Just say no to feeding
the transit leviathan

Sounding Board Editorial #10 (April 6, 2008)

Dennis Foster

     The Daily Sun editorial on this topic was quite favorable, in no small part because it seems like the price is right!  Well, so it goes.  Every couple of years we are asked to raise our taxes by some miniscule amount to pay for some new project and it is awfully hard to get people worked up about it.  So, I thought I would continue using Barack Obama-isms in this editorial, but I can't say that my appeal to the "audacity of hope" really resonated with readers.  This comment ran on April 6.

With five Mountain Line ballot propositions up for a vote I am suffering from an “audacity of hope.”  Might Flagstaff voters take this opportunity to rearrange the transit landscape?  I hope so.

Face it, the Mountain Line is a failure.  Here’s a statistic you probably haven’t heard – one.  As best I can tell, that’s the number of passengers carried on the bus per mile traveled.  And, this number was forecast to fall to .66 by 2009!  Doesn’t that make driving my SUV the “earth-friendly” option?

Also, even though the Feds paid for buses, and the Mountain Line only needs to pay to operate the system, passenger fares only account for 15% of what they spend.  The tax subsidy per regular rider appears to be between $1000 and $1500 per year!

If voters rejected all five propositions would it cause hardships?  Well, not necessarily.  We have bus stops all over town.  Why not open up this market to all who wish to compete?  Anyone with a bus (and a license) can ply the existing routes and pick up passengers and charge any fare they want.  I would anticipate that service frequency, service coverage and passenger levels would increase, while bus sizes and transit times would fall.

If you don’t like competition, then why not just give regular riders a car?  Maybe one of those new NANOs they make in India (www.tatamotors.com) that sell for $2500.  We’d still save money!  Don’t Phoenix Flagstaff and just say no to feeding the transit leviathan.

Dennis Foster has a Ph.D. in economics, teaches at the university level, is an avid Grand Canyon hiker and relied on data in the Flagstaff Five-Year Transit Plan for this commentary.

     While some transit propositions failed in the last election, one notion kicked around was that there wasn't any political group championing its cause.  Well, that was not the case this time around, with a group formed to raise money to post up signs around town extolling voters to approve these propositions.  The theme of these signs is to "let the mountain line thrive," so I decided to call my blog on this, "let the mountain line die."  

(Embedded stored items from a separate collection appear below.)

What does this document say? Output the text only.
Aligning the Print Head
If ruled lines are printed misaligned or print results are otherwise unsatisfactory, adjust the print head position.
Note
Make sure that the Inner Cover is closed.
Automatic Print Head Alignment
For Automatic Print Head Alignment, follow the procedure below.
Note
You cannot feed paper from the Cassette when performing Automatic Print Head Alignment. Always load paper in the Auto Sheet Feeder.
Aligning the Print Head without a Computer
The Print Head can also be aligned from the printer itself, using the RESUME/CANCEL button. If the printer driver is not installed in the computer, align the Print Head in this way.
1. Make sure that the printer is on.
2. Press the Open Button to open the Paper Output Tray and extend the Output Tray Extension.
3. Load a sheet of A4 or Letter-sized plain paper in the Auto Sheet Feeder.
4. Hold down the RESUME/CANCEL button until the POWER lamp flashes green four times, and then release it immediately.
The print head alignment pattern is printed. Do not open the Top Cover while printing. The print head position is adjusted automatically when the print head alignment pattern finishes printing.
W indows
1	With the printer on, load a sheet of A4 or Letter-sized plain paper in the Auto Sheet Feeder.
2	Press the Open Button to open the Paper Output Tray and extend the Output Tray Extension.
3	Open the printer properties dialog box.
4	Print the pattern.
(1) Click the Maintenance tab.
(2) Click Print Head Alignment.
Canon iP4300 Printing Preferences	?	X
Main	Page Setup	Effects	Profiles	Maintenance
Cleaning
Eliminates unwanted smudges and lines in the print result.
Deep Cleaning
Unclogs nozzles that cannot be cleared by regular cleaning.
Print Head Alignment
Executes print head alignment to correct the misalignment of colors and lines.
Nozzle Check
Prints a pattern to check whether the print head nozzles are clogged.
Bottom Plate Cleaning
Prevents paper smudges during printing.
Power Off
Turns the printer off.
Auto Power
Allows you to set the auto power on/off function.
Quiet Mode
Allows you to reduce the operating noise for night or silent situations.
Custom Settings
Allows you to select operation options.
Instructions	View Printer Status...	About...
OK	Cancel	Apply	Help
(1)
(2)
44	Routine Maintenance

     One problem that is well illustrated by this issue is that most people think that the market would never provide mass transit service.  That is only true because of restrictions and regulations.  And, at a subsidy of more than the cost of taking a taxi, on a per person, per mile traveled basis, certainly no market participants would come up with the same kind of system that the government has.

     This commentary got a lot of feedback - plenty of web comments, and follow-up letters to the editor.  Mostly, they just reinforce the entitlement notion - taxpayers should pay for them to use this costly mode of transport.  The bus system director also wrote a commentary, and while he noted that sometimes buses are full, didn't provide any updated values to the number of passengers carried per bus mile traveled.

     All five propositions passed by a wide margin.  So it goes.